The Calgary-based driller on Tuesday reported realized prices of $2.94 per thousand cubic feet last quarter, a 6-cent discount to gas traded on the New York Mercantile Exchange. The discount for western Canadian gas averaged about $1.34 in the same period as a shortage of pipeline space weighed on prices.
Encana also said it has “virtually no exposure” to expected oil pricing for Midland, Texas, through 2018 and “limited exposure” there to the end of 2019. Rampant production growth has strained pipeline capacity in Midland, the heart of the Permian Basin, sending discounts for the area’s crude to the widest in three years. The company has diversified its markets for gas and has pipeline connections in Texas.

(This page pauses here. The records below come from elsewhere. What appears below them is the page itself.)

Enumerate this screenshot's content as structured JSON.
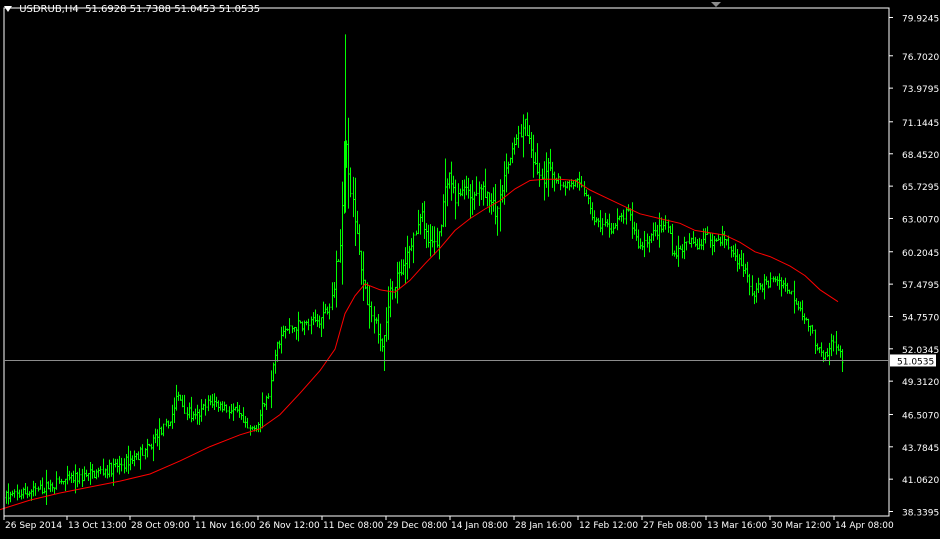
{
  "header": {
    "symbol_tf": "USDRUB,H4",
    "open": "51.6928",
    "high": "51.7388",
    "low": "51.0453",
    "close": "51.0535"
  },
  "colors": {
    "background": "#000000",
    "bars": "#00ff00",
    "ma": "#ff0000",
    "grid_text": "#ffffff",
    "price_line": "#8c8c8c"
  },
  "chart_data": {
    "type": "bar",
    "ohlc_style": true,
    "ylim": [
      38.3395,
      79.9
    ],
    "y_ticks": [
      "79.9245",
      "76.7020",
      "73.9795",
      "71.1445",
      "68.4520",
      "65.7295",
      "63.0070",
      "60.2045",
      "57.4795",
      "54.7570",
      "52.0345",
      "49.3120",
      "46.5070",
      "43.7845",
      "41.0620",
      "38.3395"
    ],
    "x_ticks": [
      "26 Sep 2014",
      "13 Oct 13:00",
      "28 Oct 09:00",
      "11 Nov 16:00",
      "26 Nov 12:00",
      "11 Dec 08:00",
      "29 Dec 08:00",
      "14 Jan 08:00",
      "28 Jan 16:00",
      "12 Feb 12:00",
      "27 Feb 08:00",
      "13 Mar 16:00",
      "30 Mar 12:00",
      "14 Apr 08:00"
    ],
    "last_price": "51.0535",
    "series": [
      {
        "type": "close_path",
        "points": [
          [
            0,
            39.5
          ],
          [
            20,
            39.8
          ],
          [
            40,
            40.2
          ],
          [
            60,
            40.8
          ],
          [
            80,
            41.2
          ],
          [
            100,
            41.7
          ],
          [
            120,
            42.2
          ],
          [
            140,
            43.2
          ],
          [
            150,
            43.7
          ],
          [
            155,
            44.8
          ],
          [
            165,
            45.3
          ],
          [
            172,
            46.5
          ],
          [
            178,
            48.1
          ],
          [
            185,
            46.8
          ],
          [
            195,
            46.1
          ],
          [
            210,
            47.6
          ],
          [
            225,
            47.1
          ],
          [
            238,
            46.5
          ],
          [
            248,
            45.1
          ],
          [
            256,
            45.5
          ],
          [
            262,
            46.8
          ],
          [
            270,
            48.7
          ],
          [
            278,
            52.6
          ],
          [
            285,
            53.5
          ],
          [
            292,
            53.8
          ],
          [
            300,
            54.1
          ],
          [
            310,
            54.1
          ],
          [
            320,
            54.6
          ],
          [
            328,
            55.6
          ],
          [
            334,
            57.5
          ],
          [
            340,
            61.0
          ],
          [
            344,
            70.5
          ],
          [
            348,
            67.5
          ],
          [
            352,
            64.5
          ],
          [
            358,
            61.5
          ],
          [
            362,
            58.0
          ],
          [
            368,
            55.5
          ],
          [
            376,
            54.0
          ],
          [
            382,
            52.3
          ],
          [
            390,
            56.5
          ],
          [
            398,
            58.5
          ],
          [
            406,
            59.5
          ],
          [
            414,
            61.5
          ],
          [
            420,
            63.5
          ],
          [
            428,
            61.5
          ],
          [
            436,
            60.5
          ],
          [
            442,
            63.5
          ],
          [
            448,
            66.5
          ],
          [
            456,
            64.5
          ],
          [
            464,
            65.8
          ],
          [
            472,
            64.8
          ],
          [
            480,
            65.5
          ],
          [
            488,
            65.0
          ],
          [
            496,
            63.5
          ],
          [
            504,
            66.5
          ],
          [
            512,
            68.8
          ],
          [
            518,
            69.5
          ],
          [
            524,
            71.2
          ],
          [
            530,
            69.0
          ],
          [
            536,
            67.0
          ],
          [
            542,
            66.0
          ],
          [
            548,
            67.5
          ],
          [
            556,
            66.5
          ],
          [
            566,
            65.8
          ],
          [
            576,
            66.0
          ],
          [
            586,
            65.0
          ],
          [
            590,
            63.5
          ],
          [
            596,
            62.5
          ],
          [
            604,
            62.5
          ],
          [
            612,
            62.2
          ],
          [
            620,
            63.0
          ],
          [
            628,
            63.5
          ],
          [
            634,
            62.0
          ],
          [
            640,
            60.5
          ],
          [
            648,
            61.5
          ],
          [
            656,
            61.8
          ],
          [
            666,
            62.5
          ],
          [
            674,
            60.0
          ],
          [
            682,
            60.5
          ],
          [
            690,
            61.0
          ],
          [
            698,
            60.8
          ],
          [
            706,
            61.5
          ],
          [
            714,
            61.0
          ],
          [
            722,
            61.5
          ],
          [
            730,
            60.5
          ],
          [
            738,
            59.5
          ],
          [
            746,
            58.5
          ],
          [
            752,
            56.5
          ],
          [
            760,
            57.5
          ],
          [
            768,
            57.5
          ],
          [
            776,
            58.0
          ],
          [
            784,
            57.5
          ],
          [
            792,
            56.5
          ],
          [
            800,
            55.5
          ],
          [
            808,
            54.0
          ],
          [
            816,
            52.5
          ],
          [
            822,
            51.0
          ],
          [
            828,
            51.5
          ],
          [
            834,
            53.0
          ],
          [
            838,
            52.0
          ],
          [
            842,
            51.0535
          ]
        ]
      },
      {
        "type": "moving_average",
        "points": [
          [
            0,
            38.5
          ],
          [
            30,
            39.3
          ],
          [
            60,
            39.9
          ],
          [
            90,
            40.4
          ],
          [
            120,
            40.9
          ],
          [
            150,
            41.5
          ],
          [
            180,
            42.6
          ],
          [
            210,
            43.8
          ],
          [
            240,
            44.8
          ],
          [
            260,
            45.3
          ],
          [
            280,
            46.5
          ],
          [
            300,
            48.3
          ],
          [
            320,
            50.2
          ],
          [
            335,
            52.0
          ],
          [
            345,
            55.0
          ],
          [
            355,
            56.5
          ],
          [
            365,
            57.5
          ],
          [
            380,
            57.0
          ],
          [
            395,
            56.8
          ],
          [
            410,
            57.8
          ],
          [
            425,
            59.2
          ],
          [
            440,
            60.5
          ],
          [
            455,
            62.0
          ],
          [
            470,
            63.0
          ],
          [
            485,
            63.8
          ],
          [
            500,
            64.5
          ],
          [
            515,
            65.5
          ],
          [
            530,
            66.2
          ],
          [
            545,
            66.3
          ],
          [
            560,
            66.3
          ],
          [
            575,
            66.2
          ],
          [
            590,
            65.4
          ],
          [
            605,
            64.8
          ],
          [
            620,
            64.2
          ],
          [
            640,
            63.4
          ],
          [
            660,
            63.0
          ],
          [
            680,
            62.6
          ],
          [
            695,
            62.0
          ],
          [
            710,
            61.8
          ],
          [
            725,
            61.6
          ],
          [
            740,
            61.0
          ],
          [
            755,
            60.2
          ],
          [
            770,
            59.8
          ],
          [
            790,
            59.0
          ],
          [
            805,
            58.2
          ],
          [
            820,
            57.0
          ],
          [
            838,
            56.0
          ]
        ]
      }
    ]
  }
}
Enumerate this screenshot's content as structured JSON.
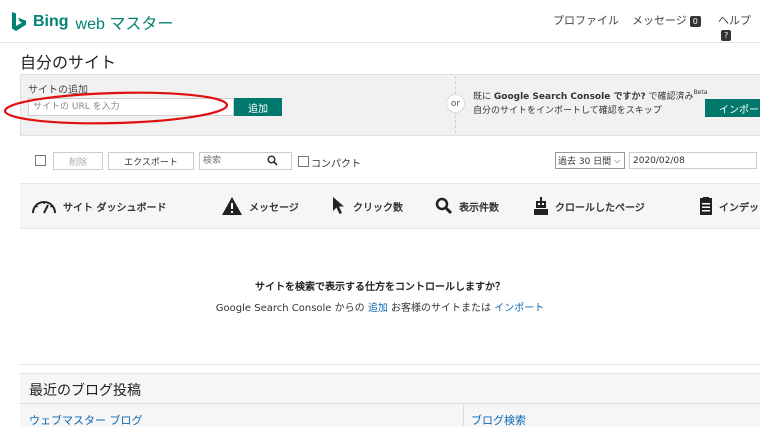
{
  "brand": {
    "name": "Bing",
    "product": "web マスター"
  },
  "topnav": {
    "profile": "プロファイル",
    "messages": "メッセージ",
    "messages_count": "0",
    "help": "ヘルプ",
    "help_badge": "?"
  },
  "page_title": "自分のサイト",
  "add_site": {
    "label": "サイトの追加",
    "placeholder": "サイトの URL を入力",
    "add_button": "追加",
    "or": "or",
    "import_prefix": "既に",
    "import_strong": "Google Search Console ですか?",
    "import_suffix": "で確認済み",
    "beta": "Beta",
    "import_line2": "自分のサイトをインポートして確認をスキップ",
    "import_button": "インポー"
  },
  "toolbar": {
    "delete": "削除",
    "export": "エクスポート",
    "search_placeholder": "検索",
    "compact": "コンパクト",
    "period": "過去 30 日間",
    "date": "2020/02/08"
  },
  "tabs": [
    {
      "label": "サイト ダッシュボード",
      "icon": "gauge-icon"
    },
    {
      "label": "メッセージ",
      "icon": "warning-icon"
    },
    {
      "label": "クリック数",
      "icon": "cursor-icon"
    },
    {
      "label": "表示件数",
      "icon": "search-icon"
    },
    {
      "label": "クロールしたページ",
      "icon": "robot-icon"
    },
    {
      "label": "インデッ",
      "icon": "document-icon"
    }
  ],
  "empty_state": {
    "title": "サイトを検索で表示する仕方をコントロールしますか？",
    "text_prefix": "Google Search Console からの",
    "link_add": "追加",
    "text_middle": "お客様のサイトまたは",
    "link_import": "インポート"
  },
  "blog": {
    "title": "最近のブログ投稿",
    "link1": "ウェブマスター ブログ",
    "link2": "ブログ検索"
  },
  "colors": {
    "brand": "#008373",
    "button": "#00786b",
    "link": "#0c67b3",
    "annotation": "#e01010"
  }
}
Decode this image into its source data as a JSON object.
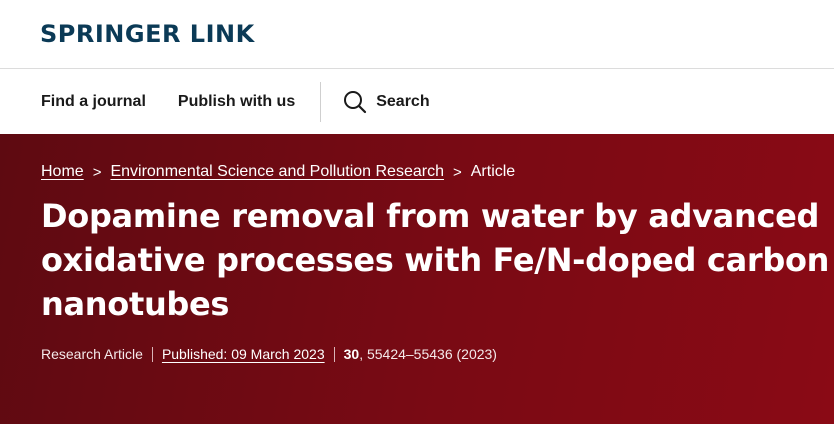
{
  "header": {
    "logo_text": "SPRINGER LINK"
  },
  "nav": {
    "find_journal": "Find a journal",
    "publish": "Publish with us",
    "search_label": "Search",
    "search_icon": "search-icon"
  },
  "breadcrumb": {
    "home": "Home",
    "journal": "Environmental Science and Pollution Research",
    "current": "Article",
    "separator": ">"
  },
  "article": {
    "title": "Dopamine removal from water by advanced oxidative processes with Fe/N-doped carbon nanotubes",
    "type": "Research Article",
    "published": "Published: 09 March 2023",
    "volume": "30",
    "pages": ", 55424–55436 (2023)"
  },
  "colors": {
    "brand_navy": "#0b3a56",
    "hero_red": "#7a0a14"
  }
}
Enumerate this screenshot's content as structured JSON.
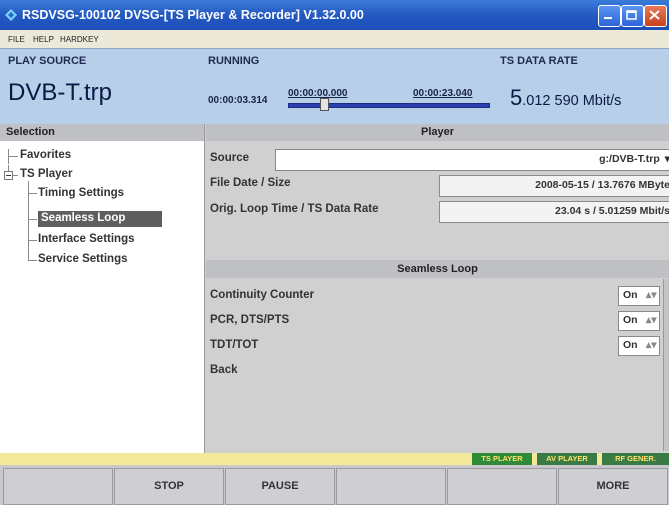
{
  "window": {
    "title": "RSDVSG-100102  DVSG-[TS Player & Recorder]  V1.32.0.00"
  },
  "menu": [
    "FILE",
    "HELP",
    "HARDKEY"
  ],
  "header": {
    "play_source_label": "PLAY SOURCE",
    "play_source_value": "DVB-T.trp",
    "running_label": "RUNNING",
    "elapsed": "00:00:03.314",
    "start": "00:00:00.000",
    "end": "00:00:23.040",
    "progress": 0.18,
    "data_rate_label": "TS DATA RATE",
    "data_rate_value_major": "5",
    "data_rate_value_rest": ".012 590 Mbit/s"
  },
  "selection": {
    "header": "Selection",
    "tree": [
      {
        "label": "Favorites",
        "level": 1
      },
      {
        "label": "TS Player",
        "level": 1,
        "expanded": true
      },
      {
        "label": "Timing Settings",
        "level": 2
      },
      {
        "label": "Seamless Loop",
        "level": 2,
        "selected": true
      },
      {
        "label": "Interface Settings",
        "level": 2
      },
      {
        "label": "Service Settings",
        "level": 2
      }
    ]
  },
  "player": {
    "header": "Player",
    "source_label": "Source",
    "source_value": "g:/DVB-T.trp",
    "file_date_label": "File Date / Size",
    "file_date_value": "2008-05-15 / 13.7676 MByte",
    "loop_time_label": "Orig. Loop Time / TS Data Rate",
    "loop_time_value": "23.04 s / 5.01259 Mbit/s"
  },
  "seamless_loop": {
    "header": "Seamless Loop",
    "rows": [
      {
        "label": "Continuity Counter",
        "value": "On"
      },
      {
        "label": "PCR, DTS/PTS",
        "value": "On"
      },
      {
        "label": "TDT/TOT",
        "value": "On"
      }
    ],
    "back_label": "Back"
  },
  "status_tabs": [
    "TS PLAYER",
    "AV PLAYER",
    "RF GENER."
  ],
  "softkeys": [
    "",
    "STOP",
    "PAUSE",
    "",
    "",
    "MORE"
  ],
  "colors": {
    "title_blue": "#2459c2",
    "header_blue": "#b7cfe9",
    "selected_bg": "#5f5f5f",
    "tab_green": "#2f8a3a",
    "tab_text": "#ffe36a"
  }
}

“With the recent blow-out of Midland crude differentials, and with AECO remaining persistently challenged, we believe the strong realized pricing that was on display during the first quarter of 2018 should help differentiate the story going forward,” Chris Cox, an analyst at Raymond James, said in a note to clients. He rates Encana’s shares a “strong buy.”
Encana rose 3.7 percent to C$16.58 at 10:02 a.m. in Toronto. The stock had slid 4.7 percent this year through Monday, compared with a 4.3 percent drop for the S&P/TSX energy index.
The better pricing took the edge off of production that fell short of analysts’ estimates for the first quarter. Total output rose 2 percent to 324,400 barrels of oil equivalent a day, missing the 338,344 barrel average of analysts’ projections compiled by Bloomberg.
After spending about four years reshuffling its portfolio, Encana is now focusing on profitably exploiting its main holdings, which encompass the Permian and Eagle Ford in Texas as well as the Montney and Duvernay in Canada. Encana’s output from the Permian Basin, including in Midland County, jumped 49 percent during the first quarter versus a year earlier.